Academic Lead: Prof. Neil Marlow (UCL)
Babies who have neonatal seizures are at high-risk of later developmental problems and disability. We will assess children who take part in NEMO at 2 years of age using a standardised assessment of development, neurology and quality of life as it relates to their health. In addition we will be looking in more detail at memory and behaviour, which may also on occasions be affected. This assessment is the end of the study for individuals.
Children will come from many different cultures and linguistic backgrounds and grow up in a range of healthcare systems. We will use assessments that are relevant to all children mindful of the great diversity of cultures in Europe. Al families will be asked for contact details before they go home so we can keep in touch.
This is our programme for the follow up phase:
At discharge home: Families will be given a diary, which also contains information about follow up arrangements and contact details. In this we will ask parents to record details of any illness and contacts with health professionals.
12-month visit: Families will be offered a routine appointment as per the local follow up system. The doctor will complete a simple disability assessment based on UK national recommendations, which will allow the classification of outcome into four categories (see below).
24-month visit: Families will be offered an appointment at a hospital or suitable clinic. A trained assessor will perform the assessment and complete a case record form (CRF) with details of the findings. Parents will be asked to complete a short questionnaire about their baby’s behaviour.
Alongside the health-based follow up we will collect information so we can also carry out a study to look at the costs of looking after children who received and did not receive bumetanide – using this information we can work out how “cost effective” the new treatment has been.
How do we ensure the assessments are consistent? We train all of the assessors in the same way at a 2-day course and then ask them to video themselves carrying out a “dummy” assessment so we can check they are doing the assessment correctly. We have to confirm their technique before they can start seeing study children.

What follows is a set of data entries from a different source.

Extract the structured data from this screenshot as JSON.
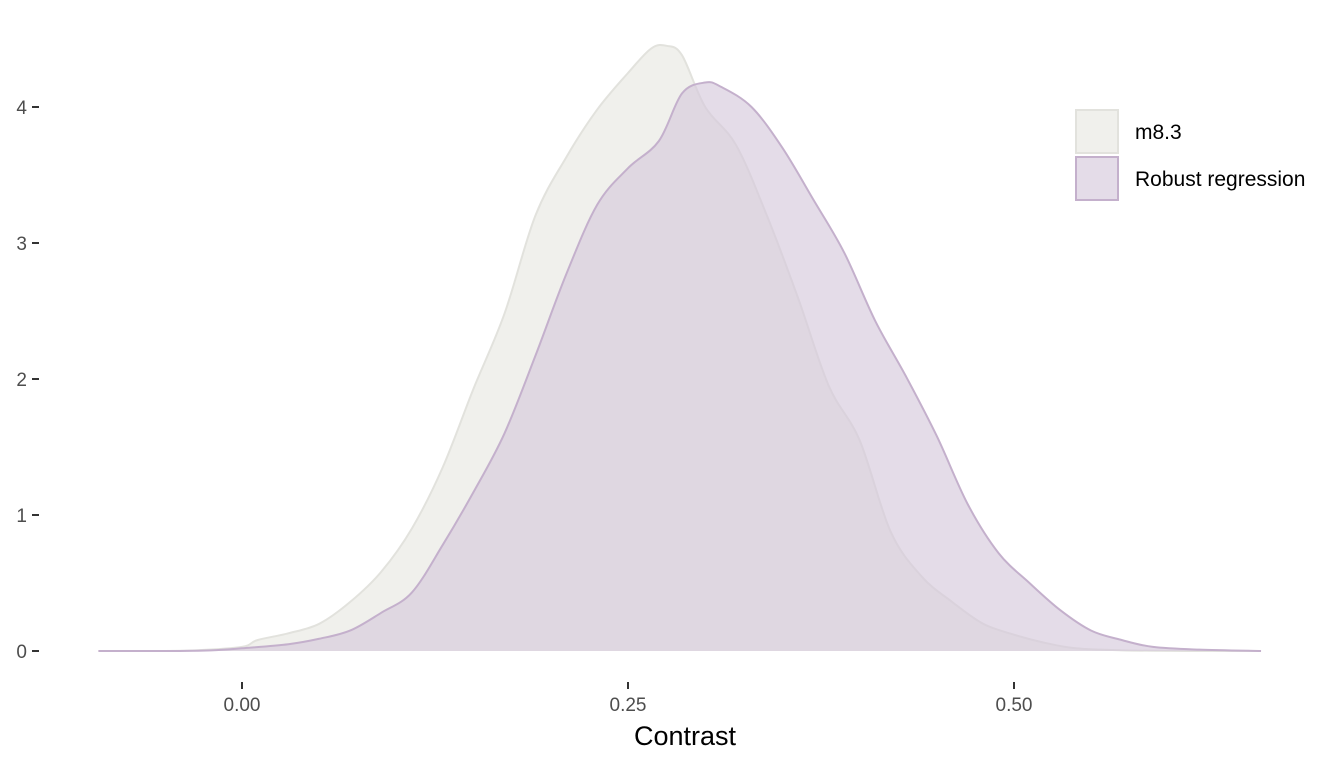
{
  "chart_data": {
    "type": "area",
    "title": "",
    "xlabel": "Contrast",
    "ylabel": "",
    "xlim": [
      -0.095,
      0.66
    ],
    "ylim": [
      0,
      4.5
    ],
    "x_ticks": [
      {
        "value": 0.0,
        "label": "0.00"
      },
      {
        "value": 0.25,
        "label": "0.25"
      },
      {
        "value": 0.5,
        "label": "0.50"
      }
    ],
    "y_ticks": [
      {
        "value": 0,
        "label": "0"
      },
      {
        "value": 1,
        "label": "1"
      },
      {
        "value": 2,
        "label": "2"
      },
      {
        "value": 3,
        "label": "3"
      },
      {
        "value": 4,
        "label": "4"
      }
    ],
    "grid": false,
    "legend_position": "top-right",
    "series": [
      {
        "name": "m8.3",
        "fill": "#f0f0ec",
        "stroke": "#e2e2dd",
        "points": [
          [
            -0.093,
            0.0
          ],
          [
            -0.06,
            0.0
          ],
          [
            -0.03,
            0.005
          ],
          [
            0.0,
            0.03
          ],
          [
            0.01,
            0.08
          ],
          [
            0.03,
            0.13
          ],
          [
            0.05,
            0.2
          ],
          [
            0.07,
            0.36
          ],
          [
            0.09,
            0.58
          ],
          [
            0.11,
            0.9
          ],
          [
            0.13,
            1.35
          ],
          [
            0.15,
            1.93
          ],
          [
            0.17,
            2.48
          ],
          [
            0.19,
            3.2
          ],
          [
            0.21,
            3.63
          ],
          [
            0.23,
            3.98
          ],
          [
            0.25,
            4.25
          ],
          [
            0.265,
            4.43
          ],
          [
            0.275,
            4.45
          ],
          [
            0.285,
            4.38
          ],
          [
            0.3,
            4.0
          ],
          [
            0.32,
            3.72
          ],
          [
            0.34,
            3.2
          ],
          [
            0.36,
            2.6
          ],
          [
            0.38,
            1.95
          ],
          [
            0.4,
            1.55
          ],
          [
            0.42,
            0.88
          ],
          [
            0.44,
            0.55
          ],
          [
            0.46,
            0.36
          ],
          [
            0.48,
            0.2
          ],
          [
            0.5,
            0.12
          ],
          [
            0.52,
            0.06
          ],
          [
            0.54,
            0.02
          ],
          [
            0.57,
            0.005
          ],
          [
            0.61,
            0.0
          ],
          [
            0.66,
            0.0
          ]
        ]
      },
      {
        "name": "Robust regression",
        "fill": "#d5c9dc",
        "stroke": "#c4b0cc",
        "points": [
          [
            -0.093,
            0.0
          ],
          [
            -0.05,
            0.0
          ],
          [
            -0.02,
            0.005
          ],
          [
            0.0,
            0.02
          ],
          [
            0.03,
            0.05
          ],
          [
            0.05,
            0.09
          ],
          [
            0.07,
            0.15
          ],
          [
            0.09,
            0.28
          ],
          [
            0.11,
            0.43
          ],
          [
            0.13,
            0.78
          ],
          [
            0.15,
            1.17
          ],
          [
            0.17,
            1.6
          ],
          [
            0.19,
            2.17
          ],
          [
            0.21,
            2.77
          ],
          [
            0.23,
            3.28
          ],
          [
            0.25,
            3.55
          ],
          [
            0.27,
            3.75
          ],
          [
            0.285,
            4.1
          ],
          [
            0.3,
            4.18
          ],
          [
            0.31,
            4.15
          ],
          [
            0.33,
            4.0
          ],
          [
            0.35,
            3.7
          ],
          [
            0.37,
            3.32
          ],
          [
            0.39,
            2.93
          ],
          [
            0.41,
            2.43
          ],
          [
            0.43,
            2.02
          ],
          [
            0.45,
            1.58
          ],
          [
            0.47,
            1.08
          ],
          [
            0.49,
            0.72
          ],
          [
            0.51,
            0.5
          ],
          [
            0.53,
            0.3
          ],
          [
            0.55,
            0.15
          ],
          [
            0.57,
            0.08
          ],
          [
            0.59,
            0.03
          ],
          [
            0.62,
            0.01
          ],
          [
            0.66,
            0.0
          ]
        ]
      }
    ]
  }
}
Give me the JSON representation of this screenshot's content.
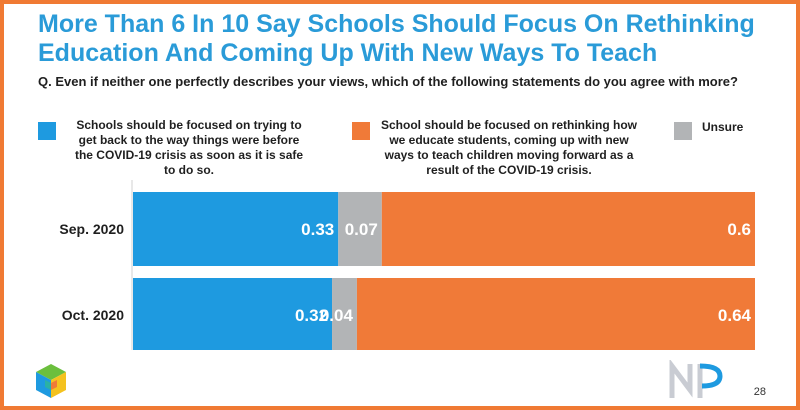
{
  "title": "More Than 6 In 10 Say Schools Should Focus On Rethinking Education And Coming Up With New Ways To Teach",
  "question": "Q. Even if neither one perfectly describes your views, which of the following statements do you agree with more?",
  "page_number": "28",
  "colors": {
    "blue": "#1e9ae0",
    "gray": "#b2b4b6",
    "orange": "#f07a38",
    "title": "#2a9bd8",
    "frame": "#f07a33"
  },
  "legend": [
    {
      "label": "Schools should be focused on trying to get back to the way things were before the COVID-19 crisis as soon as it is safe to do so.",
      "color": "#1e9ae0"
    },
    {
      "label": "School should be focused on rethinking how we educate students, coming up with new ways to teach children moving forward as a result of the COVID-19 crisis.",
      "color": "#f07a38"
    },
    {
      "label": "Unsure",
      "color": "#b2b4b6"
    }
  ],
  "chart_data": {
    "type": "bar",
    "orientation": "horizontal",
    "stacked": true,
    "categories": [
      "Sep. 2020",
      "Oct. 2020"
    ],
    "series": [
      {
        "name": "Schools should be focused on trying to get back to the way things were before the COVID-19 crisis as soon as it is safe to do so.",
        "color": "#1e9ae0",
        "values": [
          0.33,
          0.32
        ],
        "labels": [
          "0.33",
          "0.32"
        ]
      },
      {
        "name": "Unsure",
        "color": "#b2b4b6",
        "values": [
          0.07,
          0.04
        ],
        "labels": [
          "0.07",
          "0.04"
        ]
      },
      {
        "name": "School should be focused on rethinking how we educate students, coming up with new ways to teach children moving forward as a result of the COVID-19 crisis.",
        "color": "#f07a38",
        "values": [
          0.6,
          0.64
        ],
        "labels": [
          "0.6",
          "0.64"
        ]
      }
    ],
    "xlim": [
      0,
      1
    ],
    "grid": false,
    "legend_position": "top"
  }
}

We also visit each centre and check assessments regularly.
Task 1: Agree the format of the assessments
Task 2: Prepare blank tables to check we are collecting the right data in the first 2y.
Task 3: Develop the patient diary
Task 4: Design of the study materials and training course (in conjunction with WP 02).
Task 5: Train the assessors (in conjunction with WP 02).
Task 6: Write a manual to ensure we all carry out the same type of examination.
Task 7: Collect and check all the results then analyse study outcomes with WP 11
Task 8: Develop a new protocol for longer-term follow up at 7 years and apply for funding
Task 9: Provide recommendations for social, economic and community resources required for improving health status in children with seizures in the neonatal period.